Yuan et al. examined the effectiveness of calcitriol combined with cinacalcet on clinical outcomes. The bone metabolism in patients with SHPT undergoing hemodialysis showed that these drugs together could improve high levels of calcium, phosphorus, and iPTH in patients with SHPT and enhance bone metabolism (13), which is in line with the results of the present study. Aggarwal et al. assessed the role of cinacalcet in treating SHPT in CKD and showed that cinacalcet has a unique ability to reduce PTH, calcium, and phosphorus in patients with SHPT (14), consistent with the present study. Khalaf Al-Hwiesh and Abdul-Rahman studied the effects of intermittent cinacalcet doses on treating SHPT in hemodialysis patients and found no significant difference between the two methods in controlling PTH secretion. Although serum phosphorus levels increased significantly at the end of the study, calcium levels did not change in the subjects (15).
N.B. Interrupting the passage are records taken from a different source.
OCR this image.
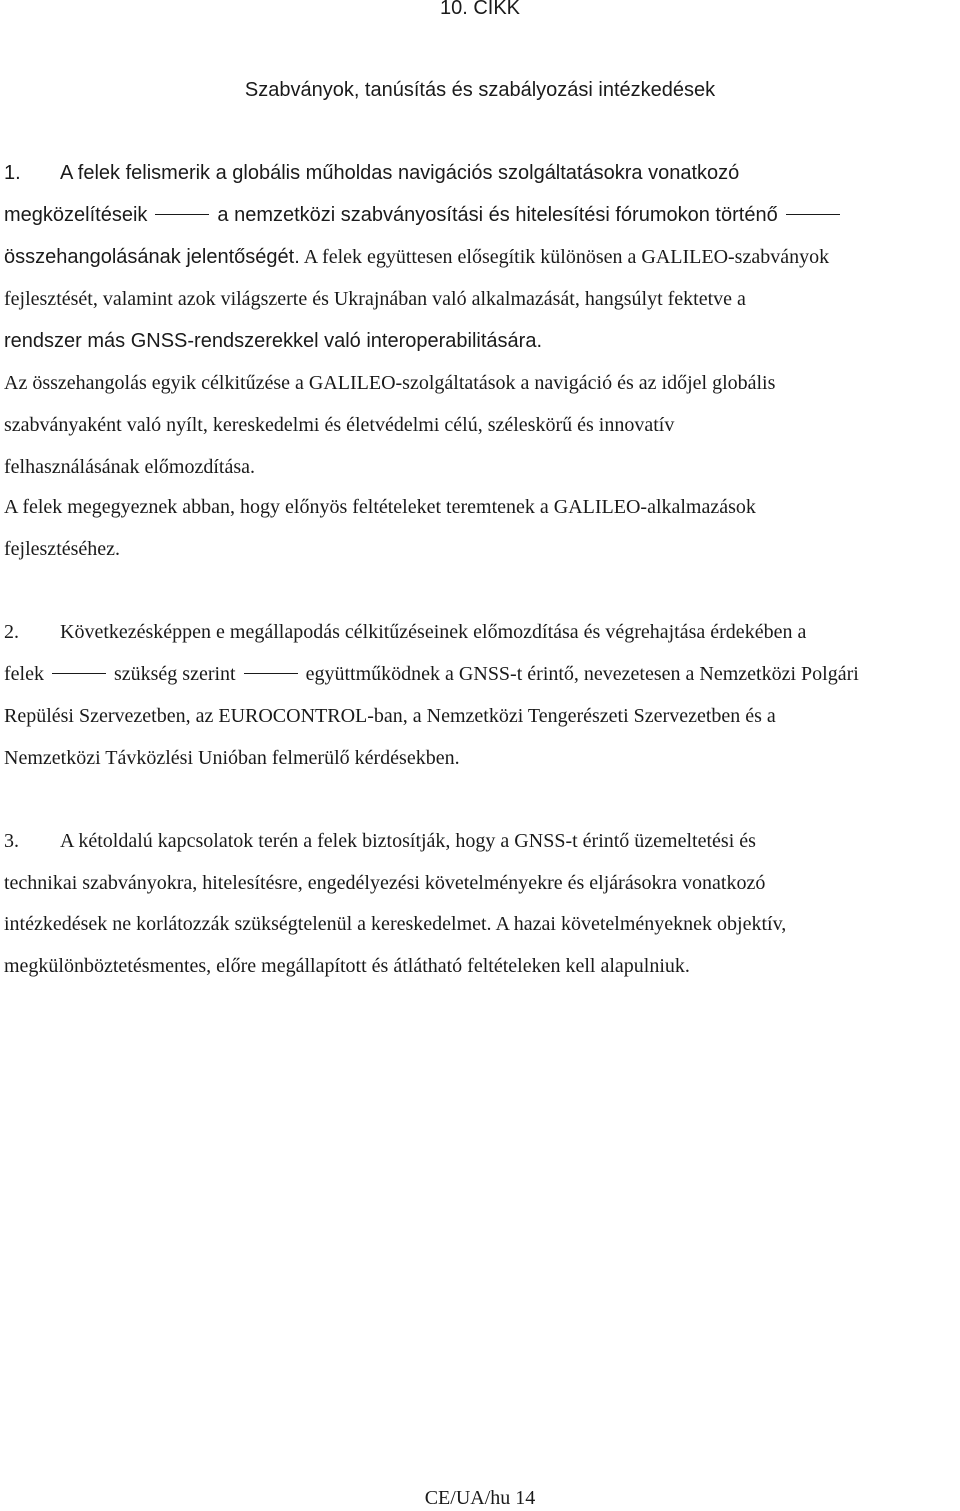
10. CIKK
Szabványok, tanúsítás és szabályozási intézkedések
1. A felek felismerik a globális műholdas navigációs szolgáltatásokra vonatkozó
megközelítéseik	a nemzetközi szabványosítási és hitelesítési fórumokon történő
összehangolásának jelentőségét. A felek együttesen elősegítik különösen a GALILEO-szabványok
fejlesztését, valamint azok világszerte és Ukrajnában való alkalmazását, hangsúlyt fektetve a
rendszer más GNSS-rendszerekkel való interoperabilitására.
Az összehangolás egyik célkitűzése a GALILEO-szolgáltatások a navigáció és az időjel globális
szabványaként való nyílt, kereskedelmi és életvédelmi célú, széleskörű és innovatív
felhasználásának előmozdítása.
A felek megegyeznek abban, hogy előnyös feltételeket teremtenek a GALILEO-alkalmazások
fejlesztéséhez.
2. Következésképpen e megállapodás célkitűzéseinek előmozdítása és végrehajtása érdekében a
felek	szükség szerint	együttműködnek a GNSS-t érintő, nevezetesen a Nemzetközi Polgári
Repülési Szervezetben, az EUROCONTROL-ban, a Nemzetközi Tengerészeti Szervezetben és a
Nemzetközi Távközlési Unióban felmerülő kérdésekben.
3. A kétoldalú kapcsolatok terén a felek biztosítják, hogy a GNSS-t érintő üzemeltetési és
technikai szabványokra, hitelesítésre, engedélyezési követelményekre és eljárásokra vonatkozó
intézkedések ne korlátozzák szükségtelenül a kereskedelmet. A hazai követelményeknek objektív,
megkülönböztetésmentes, előre megállapított és átlátható feltételeken kell alapulniuk.
CE/UA/hu 14
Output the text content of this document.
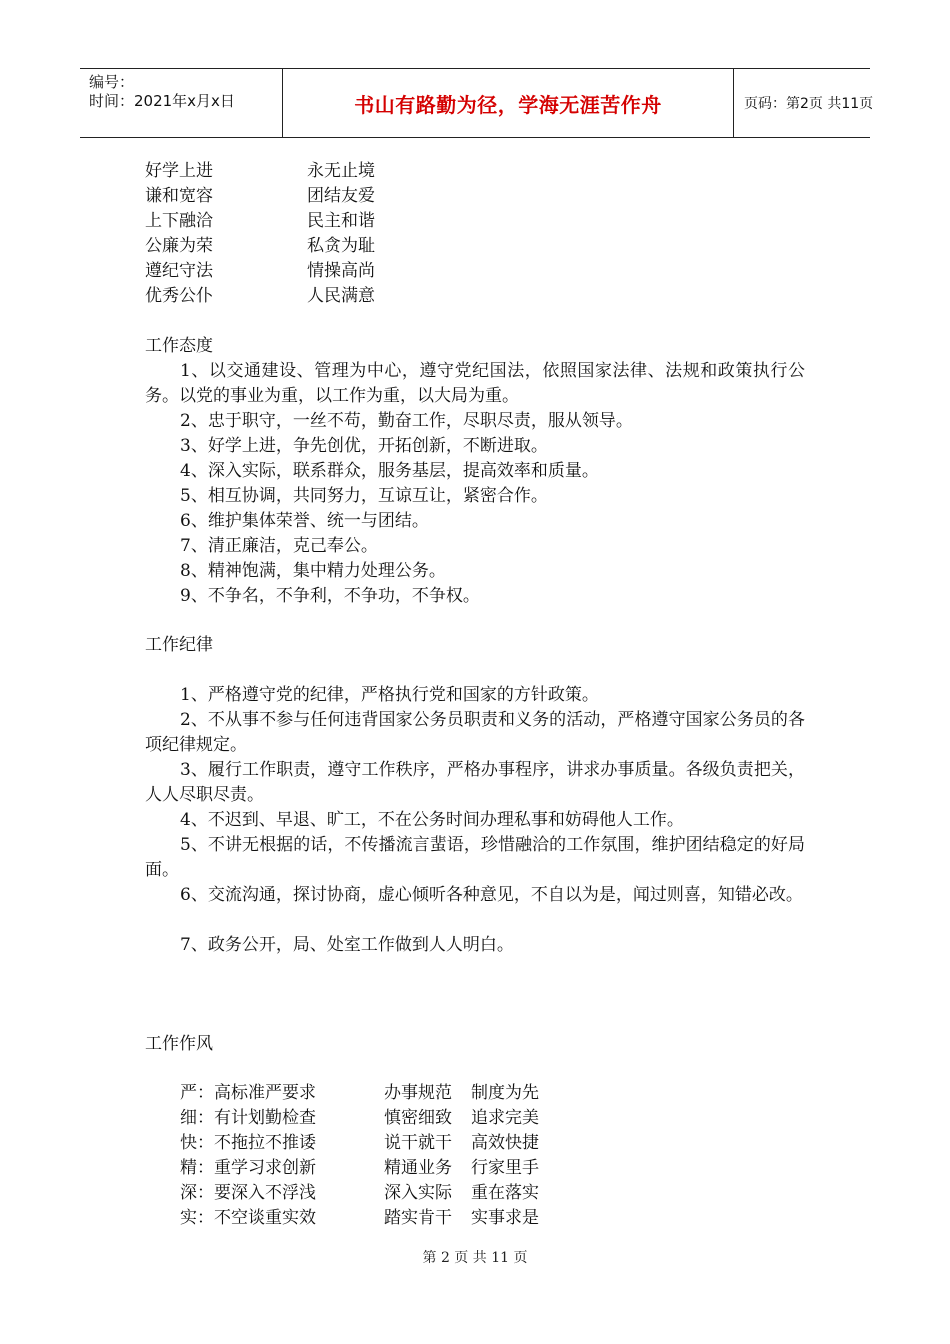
编号：
时间：2021年x月x日	书山有路勤为径，学海无涯苦作舟	页码：第2页 共11页
好学上进	永无止境
谦和宽容	团结友爱
上下融洽	民主和谐
公廉为荣	私贪为耻
遵纪守法	情操高尚
优秀公仆	人民满意
工作态度
1、以交通建设、管理为中心，遵守党纪国法，依照国家法律、法规和政策执行公务。以党的事业为重，以工作为重，以大局为重。
2、忠于职守，一丝不苟，勤奋工作，尽职尽责，服从领导。
3、好学上进，争先创优，开拓创新，不断进取。
4、深入实际，联系群众，服务基层，提高效率和质量。
5、相互协调，共同努力，互谅互让，紧密合作。
6、维护集体荣誉、统一与团结。
7、清正廉洁，克己奉公。
8、精神饱满，集中精力处理公务。
9、不争名，不争利，不争功，不争权。
工作纪律
1、严格遵守党的纪律，严格执行党和国家的方针政策。
2、不从事不参与任何违背国家公务员职责和义务的活动，严格遵守国家公务员的各项纪律规定。
3、履行工作职责，遵守工作秩序，严格办事程序，讲求办事质量。各级负责把关，人人尽职尽责。
4、不迟到、早退、旷工，不在公务时间办理私事和妨碍他人工作。
5、不讲无根据的话，不传播流言蜚语，珍惜融洽的工作氛围，维护团结稳定的好局面。
6、交流沟通，探讨协商，虚心倾听各种意见，不自以为是，闻过则喜，知错必改。
7、政务公开，局、处室工作做到人人明白。
工作作风
严：高标准严要求	办事规范 制度为先
细：有计划勤检查	慎密细致 追求完美
快：不拖拉不推诿	说干就干 高效快捷
精：重学习求创新	精通业务 行家里手
深：要深入不浮浅	深入实际 重在落实
实：不空谈重实效	踏实肯干 实事求是
第 2 页 共 11 页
In the present study, cinacalcet and calcitriol reduced serum PTH, calcium, and phosphorus levels without severe side effects.
5.1. Limitations
Since dialysis patients suffer from many physical problems, their mental-psychological condition is not suitable, which causes their lack of proper cooperation in conducting the study. In addition, the lack of satisfaction of some patients leads to the dropping of samples.
The objectives and benefits of the study were explained to the participants, and the time of data collection and sampling was also increased to solve the above limitations.
5.2. Conclusions
This study showed that concomitant treatment with cinacalcet and calcitriol had a better effect than calcitriol alone and significantly reduced serum calcium, phosphorus, and PTH levels. No severe side effects were reported following these medications. However, more studies are needed in the future to prove these findings.